- Désormais, ils [les Européens] se retrouvent coincés dans un accord nucléaire qu’ils savent être bidon et hautement dangereux dans la mesure où il transfère aux générations futures le soin de se confronter à un Iran nucléarisé.
- Ils [les dirigeants iraniens] n’ont que mépris pour les Européens et les Américains, qu’ils considèrent comme faibles et décadents, lâches et incapables de défendre leurs propres intérêts … Le président Trump leur a donné à réfléchir, surtout quand il a ordonné la mort de Qasem Soleimani … Ils placent de grands espoirs en Biden qu’ils pressentent plus malléable.
- Nous pouvons être sûrs que le Guide Suprême s’est réjoui des résultats de son message : l’Europe a battu en retraite en suppliant son agresseur de croire qu’elle sera toujours son amie. La preuve si nécessaire que l’apaisement ne mène à rien et que seule la force paye, a été apportée ce jour-là.
- Les gouvernements européens doivent choisir entre démontrer leur force ou subir une pression iranienne continue – une pression que tous les acteurs malveillants de la planète, Moscou et Pékin sans oublier Pyongyang, vont observer avec intérêt… avec les conséquences qu’on imagine.
- Les Européens peuvent-ils s’offrir le luxe d’autoriser un régime aussi terriblement hostile et manipulateur que Téhéran à se doter l’arme nucléaire ?
Le mois dernier, s’est ouvert en Belgique le procès d’Assadolah Assadi et de trois autres Iraniens accusés d’avoir planifié en juin 2018, un attentat contre les participants à la manifestation pour un « Iran libre » à Paris. Près de 80 000 personnes ont participé à l’évènement, dont l’ancien Premier ministre canadien Stephen Harper, Rudy Giuliani, avocat du président Trump et plusieurs parlementaires britanniques et européens. L’attentat raté aurait été ordonné par le président iranien Hassan Rohani et approuvé par le Guide suprême Ali Khamenei. |
Le mois dernier, s’est ouvert en Belgique le procès d’Assadolah Assadi et de trois autres Iraniens accusés d’avoir planifié un attentat à la bombe à Paris en 2018. En 2015, Assadi était le plus haut représentant du ministère iranien du Renseignement et de la Sécurité en Europe ; il opérait sous couverture diplomatique à l’ambassade d’Iran à Vienne. Bien que l’Iran ait multiplié les tentatives d’attentats en Europe, Assadi est le seul fonctionnaire du gouvernement iranien a avoir été traduit en justice pour des crimes liés au terrorisme.
Le terme terrorisme d’État ne désigne pas seulement un acte terroriste organisé par un Etat. Il qualifie une technique de pouvoir et d’oppression au niveau national. Toutes les tentatives d’attentats qui ont été pensées et mises en œuvre à Londres, Berlin, Paris et Bruxelles constituaient un message malveillant et une menace claire pour l’Europe.
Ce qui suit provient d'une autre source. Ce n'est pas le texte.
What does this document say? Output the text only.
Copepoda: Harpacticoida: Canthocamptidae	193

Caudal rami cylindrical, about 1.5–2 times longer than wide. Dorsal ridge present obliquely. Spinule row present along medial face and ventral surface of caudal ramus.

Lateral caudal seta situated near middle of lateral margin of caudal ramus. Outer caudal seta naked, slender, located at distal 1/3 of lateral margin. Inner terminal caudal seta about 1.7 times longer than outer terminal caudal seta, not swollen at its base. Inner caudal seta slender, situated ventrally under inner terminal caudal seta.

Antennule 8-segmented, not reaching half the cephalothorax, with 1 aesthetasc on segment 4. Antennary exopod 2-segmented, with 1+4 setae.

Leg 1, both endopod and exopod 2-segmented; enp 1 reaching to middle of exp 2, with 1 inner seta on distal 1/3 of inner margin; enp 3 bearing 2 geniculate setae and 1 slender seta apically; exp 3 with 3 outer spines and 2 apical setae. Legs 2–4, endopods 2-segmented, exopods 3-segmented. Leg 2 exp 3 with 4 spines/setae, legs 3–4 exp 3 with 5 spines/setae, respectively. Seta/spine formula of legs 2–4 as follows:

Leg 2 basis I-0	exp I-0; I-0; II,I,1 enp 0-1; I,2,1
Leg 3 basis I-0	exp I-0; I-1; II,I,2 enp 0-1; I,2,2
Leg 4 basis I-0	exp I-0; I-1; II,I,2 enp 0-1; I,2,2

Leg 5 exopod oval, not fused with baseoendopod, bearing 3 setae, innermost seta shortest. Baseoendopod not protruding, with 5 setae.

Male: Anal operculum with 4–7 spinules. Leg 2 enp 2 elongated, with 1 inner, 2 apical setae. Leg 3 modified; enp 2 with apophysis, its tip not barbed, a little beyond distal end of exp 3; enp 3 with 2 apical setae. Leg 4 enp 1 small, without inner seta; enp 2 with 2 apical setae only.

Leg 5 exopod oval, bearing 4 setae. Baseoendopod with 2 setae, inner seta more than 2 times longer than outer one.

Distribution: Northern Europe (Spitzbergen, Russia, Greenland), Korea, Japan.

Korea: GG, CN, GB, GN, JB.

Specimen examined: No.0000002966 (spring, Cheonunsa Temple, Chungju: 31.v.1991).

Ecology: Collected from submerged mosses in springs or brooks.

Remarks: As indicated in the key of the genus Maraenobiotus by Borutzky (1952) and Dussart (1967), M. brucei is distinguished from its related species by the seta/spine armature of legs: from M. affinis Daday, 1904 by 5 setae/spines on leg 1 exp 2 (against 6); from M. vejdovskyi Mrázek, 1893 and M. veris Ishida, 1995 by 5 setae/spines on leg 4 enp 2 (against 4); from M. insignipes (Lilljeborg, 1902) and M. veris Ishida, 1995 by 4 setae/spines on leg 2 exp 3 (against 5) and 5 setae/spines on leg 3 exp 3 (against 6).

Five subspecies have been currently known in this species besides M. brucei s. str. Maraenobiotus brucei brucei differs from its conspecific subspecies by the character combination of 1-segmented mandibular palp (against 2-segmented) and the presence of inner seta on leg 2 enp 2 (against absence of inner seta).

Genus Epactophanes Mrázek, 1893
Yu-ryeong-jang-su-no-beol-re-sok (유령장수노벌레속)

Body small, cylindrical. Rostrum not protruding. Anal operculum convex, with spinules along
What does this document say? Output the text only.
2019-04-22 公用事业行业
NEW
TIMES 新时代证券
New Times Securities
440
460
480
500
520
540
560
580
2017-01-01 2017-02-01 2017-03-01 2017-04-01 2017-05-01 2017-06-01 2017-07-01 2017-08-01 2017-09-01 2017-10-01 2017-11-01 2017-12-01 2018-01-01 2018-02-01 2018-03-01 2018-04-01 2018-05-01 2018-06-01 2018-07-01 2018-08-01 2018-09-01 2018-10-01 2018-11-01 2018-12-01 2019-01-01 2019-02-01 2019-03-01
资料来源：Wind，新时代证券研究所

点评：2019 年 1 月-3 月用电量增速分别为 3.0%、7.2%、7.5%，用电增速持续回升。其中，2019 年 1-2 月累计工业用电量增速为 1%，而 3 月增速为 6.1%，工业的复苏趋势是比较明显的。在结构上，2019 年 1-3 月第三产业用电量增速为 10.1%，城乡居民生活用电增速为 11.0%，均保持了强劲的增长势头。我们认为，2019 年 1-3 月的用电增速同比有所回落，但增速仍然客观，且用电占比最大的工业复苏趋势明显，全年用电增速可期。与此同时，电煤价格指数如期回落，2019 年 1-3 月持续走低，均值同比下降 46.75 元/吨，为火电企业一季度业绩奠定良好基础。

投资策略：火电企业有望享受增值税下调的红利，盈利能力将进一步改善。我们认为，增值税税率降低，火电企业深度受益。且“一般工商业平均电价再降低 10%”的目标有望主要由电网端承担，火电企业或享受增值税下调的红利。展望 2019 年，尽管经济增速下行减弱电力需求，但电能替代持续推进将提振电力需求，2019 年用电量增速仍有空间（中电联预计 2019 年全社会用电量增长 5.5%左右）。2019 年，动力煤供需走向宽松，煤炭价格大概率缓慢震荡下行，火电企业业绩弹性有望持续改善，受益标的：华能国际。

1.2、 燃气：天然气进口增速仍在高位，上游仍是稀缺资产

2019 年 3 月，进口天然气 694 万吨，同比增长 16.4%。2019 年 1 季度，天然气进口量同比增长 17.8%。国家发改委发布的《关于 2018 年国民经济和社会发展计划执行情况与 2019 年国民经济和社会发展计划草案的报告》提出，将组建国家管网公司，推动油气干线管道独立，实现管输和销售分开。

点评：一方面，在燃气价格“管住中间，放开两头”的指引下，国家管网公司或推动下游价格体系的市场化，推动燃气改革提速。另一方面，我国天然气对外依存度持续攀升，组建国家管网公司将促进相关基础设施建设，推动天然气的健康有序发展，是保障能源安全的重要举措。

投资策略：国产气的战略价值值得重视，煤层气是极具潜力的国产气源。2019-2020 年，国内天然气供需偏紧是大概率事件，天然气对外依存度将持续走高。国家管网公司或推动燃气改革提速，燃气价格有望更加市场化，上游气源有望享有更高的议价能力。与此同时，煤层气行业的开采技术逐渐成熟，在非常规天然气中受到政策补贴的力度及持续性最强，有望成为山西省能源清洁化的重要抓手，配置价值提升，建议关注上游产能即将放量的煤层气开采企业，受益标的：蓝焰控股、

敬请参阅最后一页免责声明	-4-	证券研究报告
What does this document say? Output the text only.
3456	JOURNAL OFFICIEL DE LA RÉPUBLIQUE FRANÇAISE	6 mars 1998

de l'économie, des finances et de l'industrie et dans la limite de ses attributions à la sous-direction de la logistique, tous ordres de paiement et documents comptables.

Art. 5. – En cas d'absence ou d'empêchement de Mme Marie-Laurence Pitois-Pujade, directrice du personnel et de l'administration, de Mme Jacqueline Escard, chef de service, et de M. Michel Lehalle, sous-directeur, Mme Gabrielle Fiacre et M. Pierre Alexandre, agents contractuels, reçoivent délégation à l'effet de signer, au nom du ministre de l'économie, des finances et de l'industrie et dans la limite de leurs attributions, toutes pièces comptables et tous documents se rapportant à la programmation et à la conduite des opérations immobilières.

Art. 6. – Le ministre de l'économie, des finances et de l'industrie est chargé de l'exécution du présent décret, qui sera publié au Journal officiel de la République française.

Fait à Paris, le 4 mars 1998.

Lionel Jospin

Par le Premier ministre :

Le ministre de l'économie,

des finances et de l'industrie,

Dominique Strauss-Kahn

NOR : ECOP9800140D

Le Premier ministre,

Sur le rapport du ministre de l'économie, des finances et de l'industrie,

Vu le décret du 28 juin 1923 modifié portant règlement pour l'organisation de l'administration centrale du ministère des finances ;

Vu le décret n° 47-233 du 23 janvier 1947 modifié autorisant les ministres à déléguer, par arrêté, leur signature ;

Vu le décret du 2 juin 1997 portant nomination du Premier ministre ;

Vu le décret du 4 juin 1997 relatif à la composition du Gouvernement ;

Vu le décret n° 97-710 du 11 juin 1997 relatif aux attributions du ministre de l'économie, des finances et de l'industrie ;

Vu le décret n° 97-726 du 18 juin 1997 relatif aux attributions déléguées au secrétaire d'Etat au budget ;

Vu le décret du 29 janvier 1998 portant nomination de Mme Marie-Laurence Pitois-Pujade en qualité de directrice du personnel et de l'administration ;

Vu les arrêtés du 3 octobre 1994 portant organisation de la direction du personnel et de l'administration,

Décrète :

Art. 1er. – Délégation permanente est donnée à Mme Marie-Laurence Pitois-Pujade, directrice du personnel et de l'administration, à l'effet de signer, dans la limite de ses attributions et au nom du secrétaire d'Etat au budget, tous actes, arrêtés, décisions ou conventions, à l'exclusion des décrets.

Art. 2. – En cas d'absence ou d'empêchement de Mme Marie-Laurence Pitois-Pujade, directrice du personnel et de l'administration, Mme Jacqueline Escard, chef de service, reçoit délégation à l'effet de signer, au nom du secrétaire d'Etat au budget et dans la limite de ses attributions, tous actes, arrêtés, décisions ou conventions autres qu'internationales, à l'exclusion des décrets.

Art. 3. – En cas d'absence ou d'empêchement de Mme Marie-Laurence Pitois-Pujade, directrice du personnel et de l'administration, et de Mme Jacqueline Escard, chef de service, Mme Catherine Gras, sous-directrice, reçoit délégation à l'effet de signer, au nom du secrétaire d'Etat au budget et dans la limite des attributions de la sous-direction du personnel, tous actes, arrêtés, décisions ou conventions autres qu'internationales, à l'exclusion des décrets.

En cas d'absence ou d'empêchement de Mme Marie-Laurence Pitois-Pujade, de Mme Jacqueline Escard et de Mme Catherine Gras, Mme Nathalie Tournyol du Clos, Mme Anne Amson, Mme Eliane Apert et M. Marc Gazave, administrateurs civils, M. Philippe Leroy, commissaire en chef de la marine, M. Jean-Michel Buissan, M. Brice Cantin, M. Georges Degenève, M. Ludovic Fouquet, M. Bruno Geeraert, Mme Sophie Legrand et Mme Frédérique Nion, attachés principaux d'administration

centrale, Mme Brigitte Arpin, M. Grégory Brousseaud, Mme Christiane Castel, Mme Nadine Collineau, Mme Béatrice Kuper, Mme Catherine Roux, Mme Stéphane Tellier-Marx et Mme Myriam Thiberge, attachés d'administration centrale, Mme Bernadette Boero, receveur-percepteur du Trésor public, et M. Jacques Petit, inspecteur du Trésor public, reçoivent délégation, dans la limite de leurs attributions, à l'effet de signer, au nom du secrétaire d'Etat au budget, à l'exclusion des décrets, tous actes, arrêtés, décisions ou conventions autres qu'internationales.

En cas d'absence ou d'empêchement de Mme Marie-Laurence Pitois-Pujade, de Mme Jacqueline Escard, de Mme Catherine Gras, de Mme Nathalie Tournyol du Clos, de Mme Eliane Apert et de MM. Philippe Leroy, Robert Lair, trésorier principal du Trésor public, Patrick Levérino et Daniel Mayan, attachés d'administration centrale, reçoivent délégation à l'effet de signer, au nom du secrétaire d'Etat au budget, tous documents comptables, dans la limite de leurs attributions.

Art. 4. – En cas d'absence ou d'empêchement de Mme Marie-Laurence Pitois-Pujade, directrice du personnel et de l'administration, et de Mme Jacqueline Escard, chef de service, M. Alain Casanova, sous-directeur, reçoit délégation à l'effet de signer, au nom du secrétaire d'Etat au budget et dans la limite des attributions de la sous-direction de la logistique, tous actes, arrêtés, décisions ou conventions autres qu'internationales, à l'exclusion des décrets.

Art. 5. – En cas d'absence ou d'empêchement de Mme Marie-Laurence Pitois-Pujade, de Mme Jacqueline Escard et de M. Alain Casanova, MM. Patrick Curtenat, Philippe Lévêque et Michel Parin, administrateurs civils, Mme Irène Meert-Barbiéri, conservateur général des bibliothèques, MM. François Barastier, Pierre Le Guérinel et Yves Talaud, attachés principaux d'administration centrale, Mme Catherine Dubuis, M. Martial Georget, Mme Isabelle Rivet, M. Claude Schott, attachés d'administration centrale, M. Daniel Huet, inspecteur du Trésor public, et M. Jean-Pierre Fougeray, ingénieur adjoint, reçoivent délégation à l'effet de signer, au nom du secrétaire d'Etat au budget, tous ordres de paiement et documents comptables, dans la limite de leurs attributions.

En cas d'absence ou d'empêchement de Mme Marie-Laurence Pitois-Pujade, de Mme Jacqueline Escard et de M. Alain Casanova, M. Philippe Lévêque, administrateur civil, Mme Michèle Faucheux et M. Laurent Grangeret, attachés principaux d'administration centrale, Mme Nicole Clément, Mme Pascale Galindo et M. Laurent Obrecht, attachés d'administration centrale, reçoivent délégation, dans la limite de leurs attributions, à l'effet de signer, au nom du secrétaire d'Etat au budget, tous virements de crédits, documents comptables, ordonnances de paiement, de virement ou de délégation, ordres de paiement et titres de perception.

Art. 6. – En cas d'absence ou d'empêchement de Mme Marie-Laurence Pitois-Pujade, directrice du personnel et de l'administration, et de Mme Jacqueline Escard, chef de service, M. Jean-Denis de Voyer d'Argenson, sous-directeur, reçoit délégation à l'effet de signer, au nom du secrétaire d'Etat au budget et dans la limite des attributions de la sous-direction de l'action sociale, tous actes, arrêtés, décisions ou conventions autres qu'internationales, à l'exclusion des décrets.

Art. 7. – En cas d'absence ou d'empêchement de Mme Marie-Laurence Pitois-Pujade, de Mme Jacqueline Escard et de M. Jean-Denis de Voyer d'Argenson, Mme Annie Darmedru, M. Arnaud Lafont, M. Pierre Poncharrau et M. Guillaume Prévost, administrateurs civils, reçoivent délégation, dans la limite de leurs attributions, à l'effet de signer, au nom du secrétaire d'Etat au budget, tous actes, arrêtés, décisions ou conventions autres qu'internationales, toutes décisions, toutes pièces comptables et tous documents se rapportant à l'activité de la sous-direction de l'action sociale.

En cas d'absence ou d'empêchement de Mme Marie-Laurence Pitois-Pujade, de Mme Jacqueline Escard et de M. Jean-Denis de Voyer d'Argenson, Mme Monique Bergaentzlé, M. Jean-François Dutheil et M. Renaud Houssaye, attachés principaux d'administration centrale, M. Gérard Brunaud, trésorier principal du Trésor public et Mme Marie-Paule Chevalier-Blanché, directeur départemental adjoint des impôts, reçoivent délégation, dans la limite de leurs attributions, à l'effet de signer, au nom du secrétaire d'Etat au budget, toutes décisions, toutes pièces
L’attentat raté d’Assadi aurait été ordonné par le président iranien Hassan Rohani et approuvé par le guide suprême Ali Khamenei. Il visait un rassemblement organisé par le Conseil national de la résistance iranienne. Près de 80000 personnes étaient attendues à cette manifestation, dont un certain nombre de personnalités comme l’ancien Premier ministre canadien Stephen Harper, l’avocat du président Trump Rudy Giuliani et plusieurs parlementaires britanniques et européens. Les terroristes avaient prévu d’utiliser du TATP, un explosif identique à celui qui a été utilisé en 2017, par des djihadistes pour tuer 22 personnes et en blesser 800 autres à la Manchester Arena, au Royaume-Uni. Le TATP a aussi été utilisé à Londres, le 7 juillet 2005, dans une série d’attentats qui a fait 52 morts et 700 blessés. Assadi aurait utilisé un vol commercial pour importer d’Iran le TATP. Le message était clair. En mars, Assadi, a invoqué l’immunité diplomatique pour récuser son procès, refuser d’y assister et menacer de représailles en cas de condamnation. Le gouvernement iranien a averti les pays impliqués dans le procès qu’ils subiraient une « réponse proportionnée ».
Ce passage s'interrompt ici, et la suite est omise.